Vor der russischen Invasion im Februar 2022 hielten nur vier Prozent eine Rückeroberung der Krim überhaupt für möglich. Das hat sich geändert. Laut Umfragen des Unternehmens "Active Group" in ukrainisch kontrollierten Gebieten konnten sich Anfang März fast 55 Prozent der Befragten wieder vorstellen, dass die Krim in naher Zukunft zurückerobert werden könnte - allerdings hielten fast alle schwere Kämpfe für unvermeidbar.
Die Kiewer Geschichtslehrerin Nadiya Chervinska sagte, nur der russische Präsident Wladimir Putin könne über einen möglichen Truppenabzug entscheiden. Für Putin ist die Krim geradezu heiliges Territorium. Würde sie geräumt, würde seine gesamte imperiale Struktur einfach zusammenbrechen. Er werde also bis zuletzt daran festhalten - denn das bedeute sein politisches und physisches Überleben.
Von Russland gefoltert
Auch für den Journalisten und intensiven Krimbeobachter Schschekun ist eine militärische Rückeroberung der besetzten Krim wahrscheinlicher geworden. Der 50-Jährige ist im sogenannten "Nationalrat der Ukrainer der Krim" aktiv, dessen Ziel eine demokratische ukrainische Krim ist.
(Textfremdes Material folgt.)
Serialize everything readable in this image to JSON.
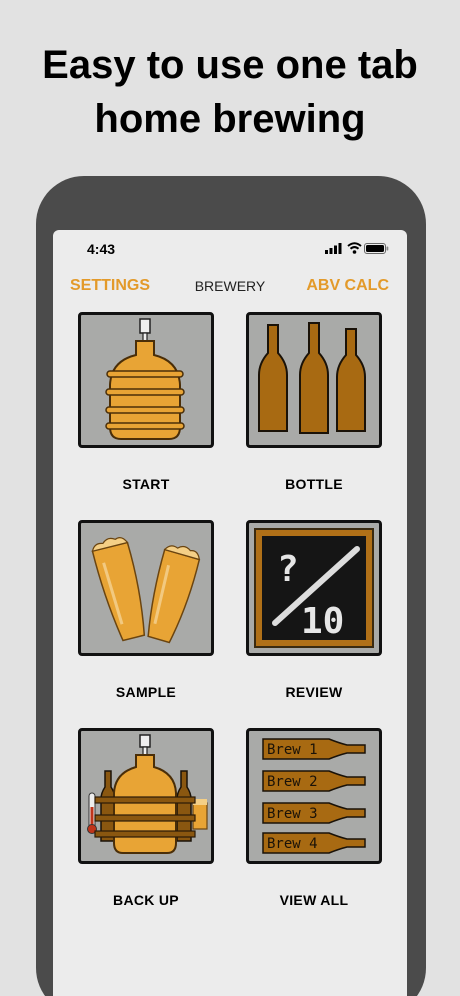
{
  "headline": {
    "line1": "Easy to use one tab",
    "line2": "home brewing"
  },
  "status_bar": {
    "time": "4:43",
    "icons": [
      "signal-icon",
      "wifi-icon",
      "battery-icon"
    ]
  },
  "nav": {
    "left": "SETTINGS",
    "title": "BREWERY",
    "right": "ABV CALC"
  },
  "colors": {
    "accent": "#e39a2a",
    "tile_bg": "#a9aaa8",
    "amber": "#e8a435",
    "bottle_brown": "#a86a12",
    "chalkboard": "#151515"
  },
  "tiles": [
    {
      "label": "START",
      "icon": "carboy-icon"
    },
    {
      "label": "BOTTLE",
      "icon": "bottles-icon"
    },
    {
      "label": "SAMPLE",
      "icon": "beer-glasses-icon"
    },
    {
      "label": "REVIEW",
      "icon": "chalkboard-rating-icon",
      "chalk_top": "?",
      "chalk_bottom": "10"
    },
    {
      "label": "BACK UP",
      "icon": "brewery-setup-icon"
    },
    {
      "label": "VIEW ALL",
      "icon": "bottle-list-icon",
      "bottle_labels": [
        "Brew 1",
        "Brew 2",
        "Brew 3",
        "Brew 4"
      ]
    }
  ]
}
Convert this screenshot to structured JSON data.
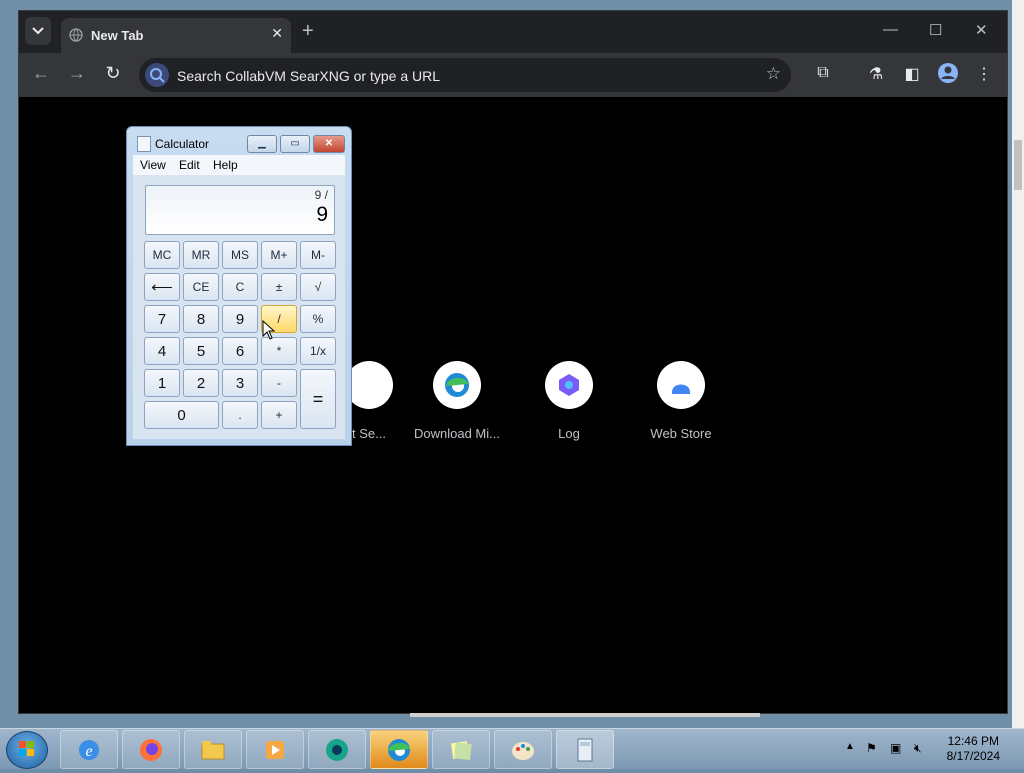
{
  "browser": {
    "tab": {
      "title": "New Tab"
    },
    "omnibox": {
      "placeholder": "Search CollabVM SearXNG or type a URL"
    },
    "shortcuts": [
      {
        "label": "t Se..."
      },
      {
        "label": "Download Mi..."
      },
      {
        "label": "Log"
      },
      {
        "label": "Web Store"
      }
    ]
  },
  "calculator": {
    "title": "Calculator",
    "menu": [
      "View",
      "Edit",
      "Help"
    ],
    "display": {
      "expression": "9 /",
      "value": "9"
    },
    "memory_row": [
      "MC",
      "MR",
      "MS",
      "M+",
      "M-"
    ],
    "row2": [
      "⟵",
      "CE",
      "C",
      "±",
      "√"
    ],
    "row3": [
      "7",
      "8",
      "9",
      "/",
      "%"
    ],
    "row4": [
      "4",
      "5",
      "6",
      "*",
      "1/x"
    ],
    "row5": [
      "1",
      "2",
      "3",
      "-",
      "="
    ],
    "row6": [
      "0",
      ".",
      "+"
    ]
  },
  "taskbar": {
    "clock_time": "12:46 PM",
    "clock_date": "8/17/2024"
  }
}
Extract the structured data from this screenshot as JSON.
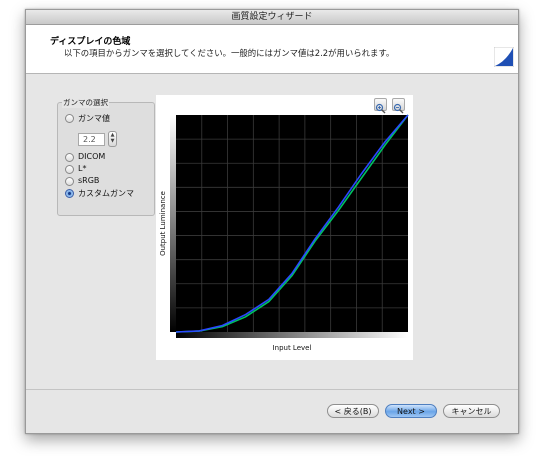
{
  "window": {
    "title": "画質設定ウィザード"
  },
  "header": {
    "title": "ディスプレイの色域",
    "subtitle": "以下の項目からガンマを選択してください。一般的にはガンマ値は2.2が用いられます。"
  },
  "gamma": {
    "group_title": "ガンマの選択",
    "options": [
      {
        "label": "ガンマ値",
        "selected": false
      },
      {
        "label": "DICOM",
        "selected": false
      },
      {
        "label": "L*",
        "selected": false
      },
      {
        "label": "sRGB",
        "selected": false
      },
      {
        "label": "カスタムガンマ",
        "selected": true
      }
    ],
    "value": "2.2"
  },
  "chart_data": {
    "type": "line",
    "xlabel": "Input Level",
    "ylabel": "Output Luminance",
    "xlim": [
      0,
      1
    ],
    "ylim": [
      0,
      1
    ],
    "grid": true,
    "series": [
      {
        "x": [
          0,
          0.1,
          0.2,
          0.3,
          0.4,
          0.5,
          0.6,
          0.7,
          0.8,
          0.9,
          1.0
        ],
        "values": [
          0,
          0.004,
          0.025,
          0.07,
          0.14,
          0.26,
          0.42,
          0.56,
          0.71,
          0.86,
          1.0
        ],
        "color": "#00c060"
      },
      {
        "x": [
          0,
          0.1,
          0.2,
          0.3,
          0.4,
          0.5,
          0.6,
          0.7,
          0.8,
          0.9,
          1.0
        ],
        "values": [
          0,
          0.005,
          0.03,
          0.08,
          0.15,
          0.27,
          0.43,
          0.575,
          0.73,
          0.875,
          1.0
        ],
        "color": "#2a48ff"
      }
    ]
  },
  "buttons": {
    "back": "< 戻る(B)",
    "next": "Next >",
    "cancel": "キャンセル"
  },
  "colors": {
    "accent": "#1f4fb4",
    "plot_bg": "#000000",
    "grid": "#3a3a3a"
  },
  "icons": {
    "zoom_in": "zoom-in-icon",
    "zoom_out": "zoom-out-icon"
  }
}
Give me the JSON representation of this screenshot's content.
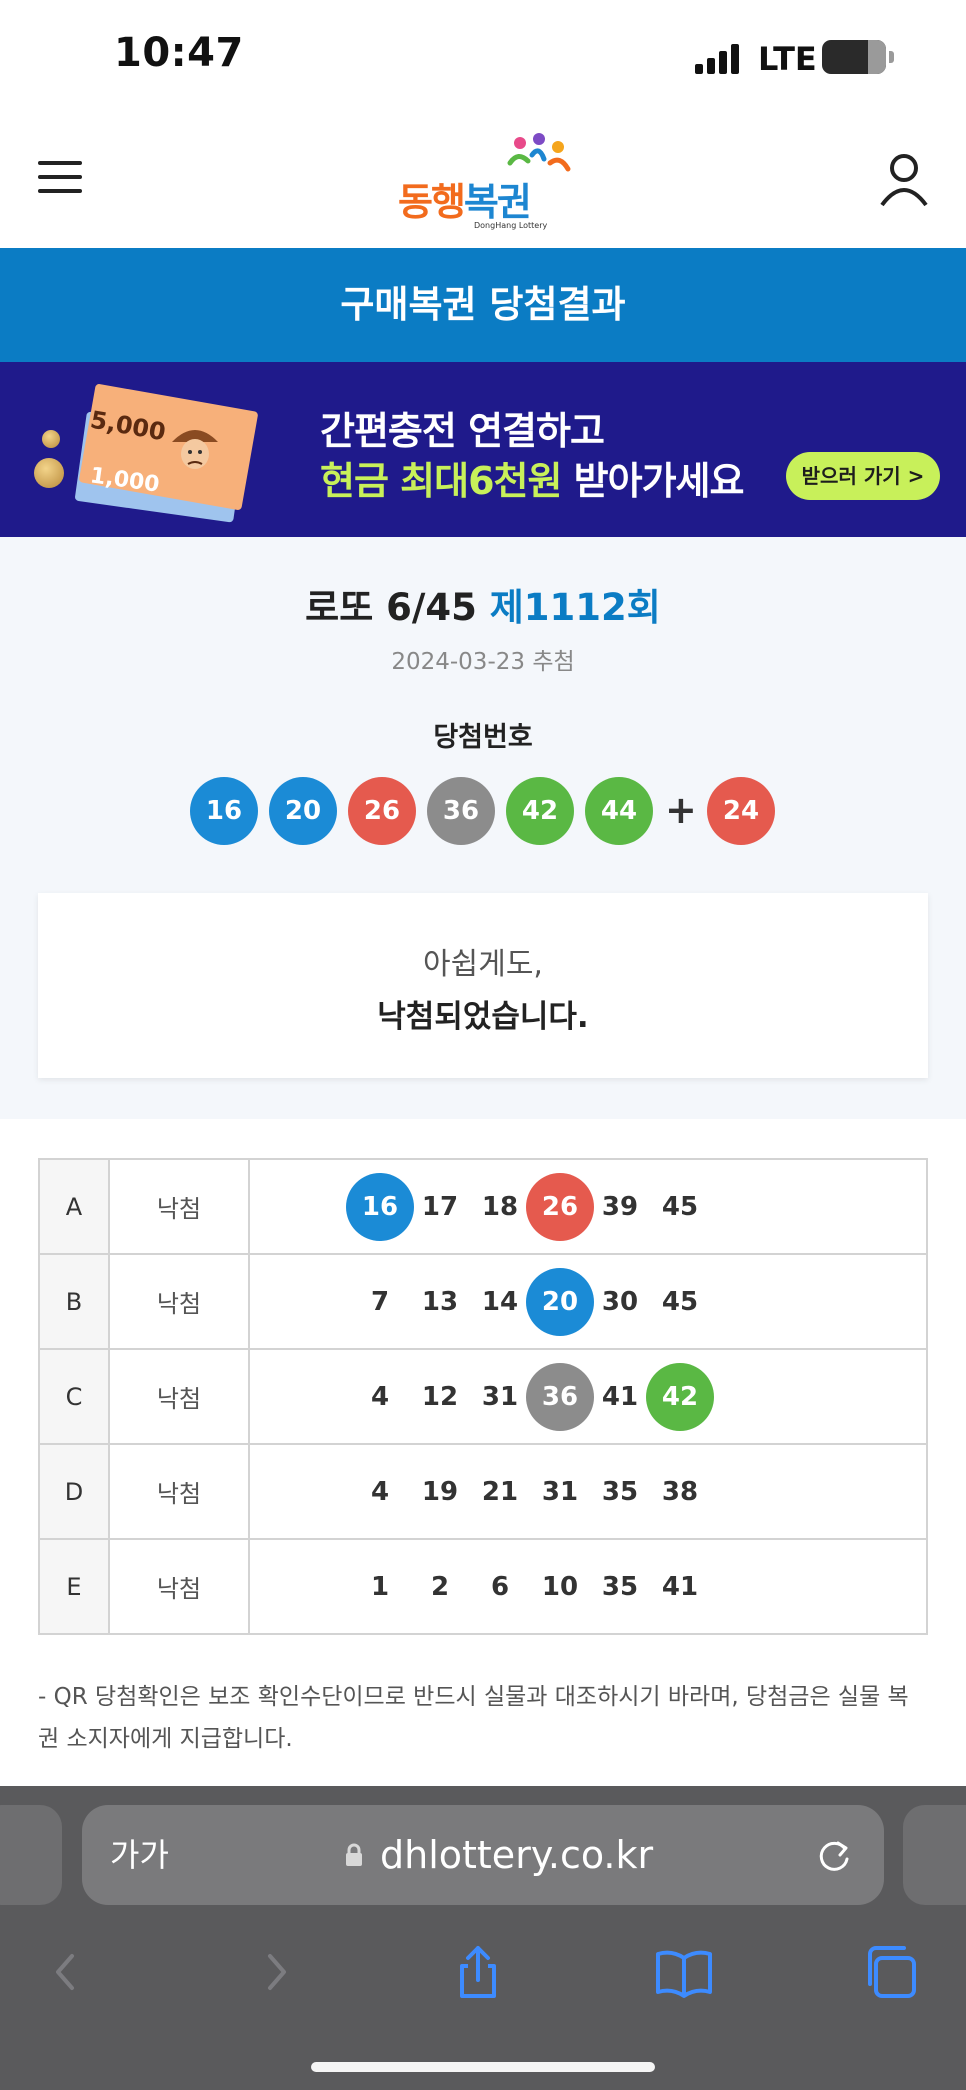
{
  "status_bar": {
    "time": "10:47",
    "network": "LTE",
    "battery": "64"
  },
  "header": {
    "logo_part1": "동행",
    "logo_part2": "복권",
    "logo_sub": "DongHang Lottery",
    "menu_icon": "hamburger-menu-icon",
    "user_icon": "user-icon"
  },
  "page_title": "구매복권 당첨결과",
  "banner": {
    "bill1_amount": "5,000",
    "bill2_amount": "1,000",
    "line1": "간편충전 연결하고",
    "line2_highlight": "현금 최대6천원",
    "line2_rest": " 받아가세요",
    "cta_label": "받으러 가기 >"
  },
  "draw": {
    "game": "로또 6/45",
    "round": "제1112회",
    "date": "2024-03-23 추첨",
    "label": "당첨번호",
    "numbers": [
      "16",
      "20",
      "26",
      "36",
      "42",
      "44"
    ],
    "plus": "+",
    "bonus": "24",
    "colors": {
      "blue": "#1b8bd6",
      "red": "#e55a4e",
      "gray": "#8c8c8c",
      "green": "#5ab844"
    }
  },
  "message": {
    "line1": "아쉽게도,",
    "line2": "낙첨되었습니다."
  },
  "tickets": [
    {
      "id": "A",
      "result": "낙첨",
      "numbers": [
        "16",
        "17",
        "18",
        "26",
        "39",
        "45"
      ]
    },
    {
      "id": "B",
      "result": "낙첨",
      "numbers": [
        "7",
        "13",
        "14",
        "20",
        "30",
        "45"
      ]
    },
    {
      "id": "C",
      "result": "낙첨",
      "numbers": [
        "4",
        "12",
        "31",
        "36",
        "41",
        "42"
      ]
    },
    {
      "id": "D",
      "result": "낙첨",
      "numbers": [
        "4",
        "19",
        "21",
        "31",
        "35",
        "38"
      ]
    },
    {
      "id": "E",
      "result": "낙첨",
      "numbers": [
        "1",
        "2",
        "6",
        "10",
        "35",
        "41"
      ]
    }
  ],
  "note": "- QR 당첨확인은 보조 확인수단이므로 반드시 실물과 대조하시기 바라며, 당첨금은 실물 복권 소지자에게 지급합니다.",
  "browser": {
    "text_size_label": "가가",
    "url": "dhlottery.co.kr",
    "icons": [
      "lock-icon",
      "reload-icon",
      "back-icon",
      "forward-icon",
      "share-icon",
      "bookmarks-icon",
      "tabs-icon"
    ]
  }
}
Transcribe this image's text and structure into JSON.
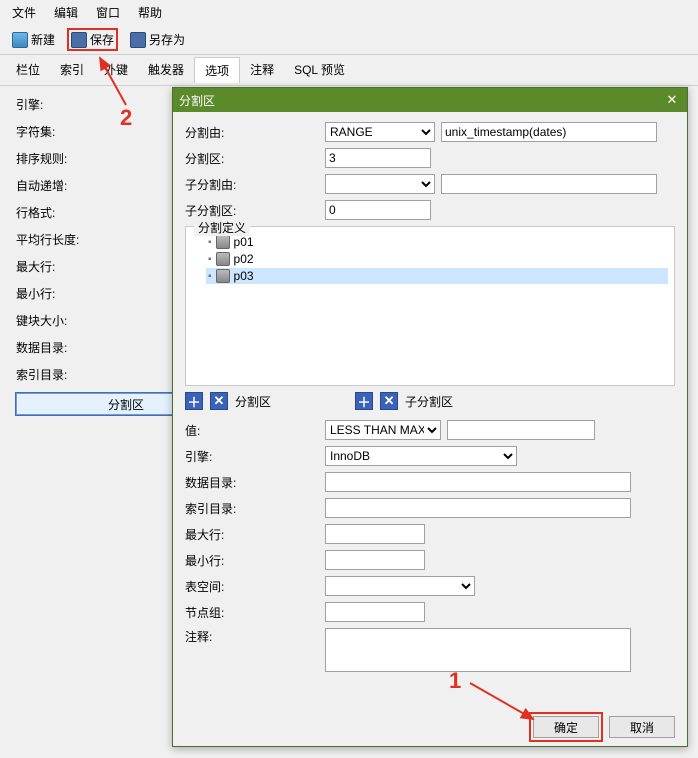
{
  "menu": {
    "file": "文件",
    "edit": "编辑",
    "window": "窗口",
    "help": "帮助"
  },
  "toolbar": {
    "new": "新建",
    "save": "保存",
    "saveas": "另存为"
  },
  "tabs": {
    "fields": "栏位",
    "indexes": "索引",
    "fk": "外键",
    "triggers": "触发器",
    "options": "选项",
    "comment": "注释",
    "sqlpreview": "SQL 预览"
  },
  "options": {
    "engine": "引擎:",
    "charset": "字符集:",
    "collation": "排序规则:",
    "autoinc": "自动递增:",
    "rowfmt": "行格式:",
    "avgrow": "平均行长度:",
    "maxrows": "最大行:",
    "minrows": "最小行:",
    "blocksize": "键块大小:",
    "datadir": "数据目录:",
    "indexdir": "索引目录:",
    "partition_btn": "分割区"
  },
  "dialog": {
    "title": "分割区",
    "partby": "分割由:",
    "partcount": "分割区:",
    "subpartby": "子分割由:",
    "subpartcount": "子分割区:",
    "partby_val": "RANGE",
    "partby_expr": "unix_timestamp(dates)",
    "partcount_val": "3",
    "subpartcount_val": "0",
    "def_legend": "分割定义",
    "tree": [
      "p01",
      "p02",
      "p03"
    ],
    "btn_part": "分割区",
    "btn_subpart": "子分割区",
    "value_lbl": "值:",
    "value_val": "LESS THAN MAX",
    "engine_lbl": "引擎:",
    "engine_val": "InnoDB",
    "datadir_lbl": "数据目录:",
    "indexdir_lbl": "索引目录:",
    "maxrows_lbl": "最大行:",
    "minrows_lbl": "最小行:",
    "tablespace_lbl": "表空间:",
    "nodegroup_lbl": "节点组:",
    "comment_lbl": "注释:",
    "ok": "确定",
    "cancel": "取消"
  },
  "annot": {
    "one": "1",
    "two": "2"
  }
}
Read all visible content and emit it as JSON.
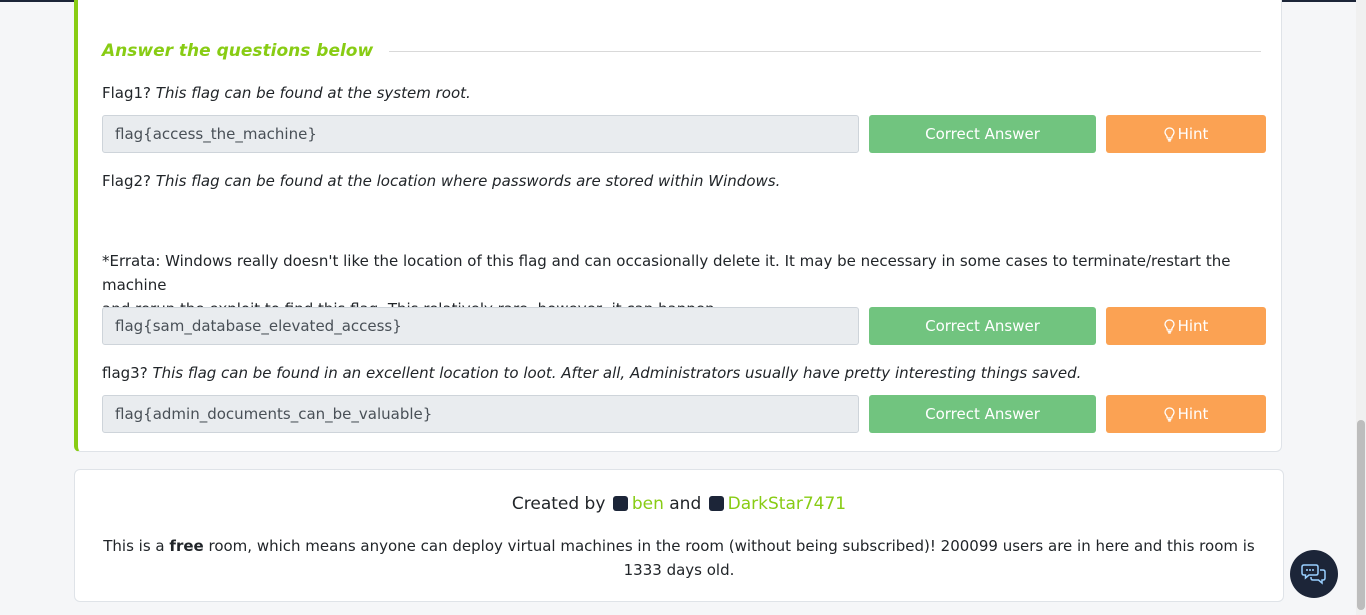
{
  "answer_section": {
    "title": "Answer the questions below"
  },
  "questions": [
    {
      "number": "Flag1?",
      "prompt": "This flag can be found at the system root.",
      "answer": "flag{access_the_machine}",
      "correct_label": "Correct Answer",
      "hint_label": "Hint"
    },
    {
      "number": "Flag2?",
      "prompt": "This flag can be found at the location where passwords are stored within Windows.",
      "errata_line1": "*Errata: Windows really doesn't like the location of this flag and can occasionally delete it. It may be necessary in some cases to terminate/restart the machine",
      "errata_line2": "and rerun the exploit to find this flag. This relatively rare, however, it can happen.",
      "answer": "flag{sam_database_elevated_access}",
      "correct_label": "Correct Answer",
      "hint_label": "Hint"
    },
    {
      "number": "flag3?",
      "prompt": "This flag can be found in an excellent location to loot. After all, Administrators usually have pretty interesting things saved.",
      "answer": "flag{admin_documents_can_be_valuable}",
      "correct_label": "Correct Answer",
      "hint_label": "Hint"
    }
  ],
  "footer": {
    "created_by": "Created by",
    "creator1": "ben",
    "and": "and",
    "creator2": "DarkStar7471",
    "free_prefix": "This is a",
    "free_word": "free",
    "free_suffix": "room, which means anyone can deploy virtual machines in the room (without being subscribed)! 200099 users are in here and this room is 1333 days old."
  },
  "colors": {
    "accent": "#88cc14",
    "correct": "#71c47f",
    "hint": "#fba253",
    "dark": "#1c2538"
  },
  "icons": {
    "hint": "lightbulb-icon",
    "chat": "chat-bubbles-icon"
  }
}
Er selbst musste seinen Wohnort Bachtschyssarai nahe Sewastopol 2014 verlassen, da er gegen die Annexion durch Russland Widerstand geleistet hatte. Nach russischer Gefangenschaft und Folter - unter anderem durch Elektroschocks - warnte er seine Landsleute schon vor Jahren vor einer russischen Großinvasion, auf die sich die Ukraine vorbereiten solle.
Die Folter ist ihm bis heute im Gedächtnis: "Als sie mir nach dem Verhör meine Sachen gaben, bat ich um ein Kreuz, weil sie uns die Kreuze abgenommen hatten. Einer von ihnen zischte mir ins Ohr: 'Wir geben dir das Kreuz nicht einfach so, sondern können gegen dein Ohr tauschen'", erzählt Schschekun. Er habe dazu geschwiegen, sagt der Journalist. Dann sei einem seiner Mitgefangenen das Ohr abgeschnitten worden.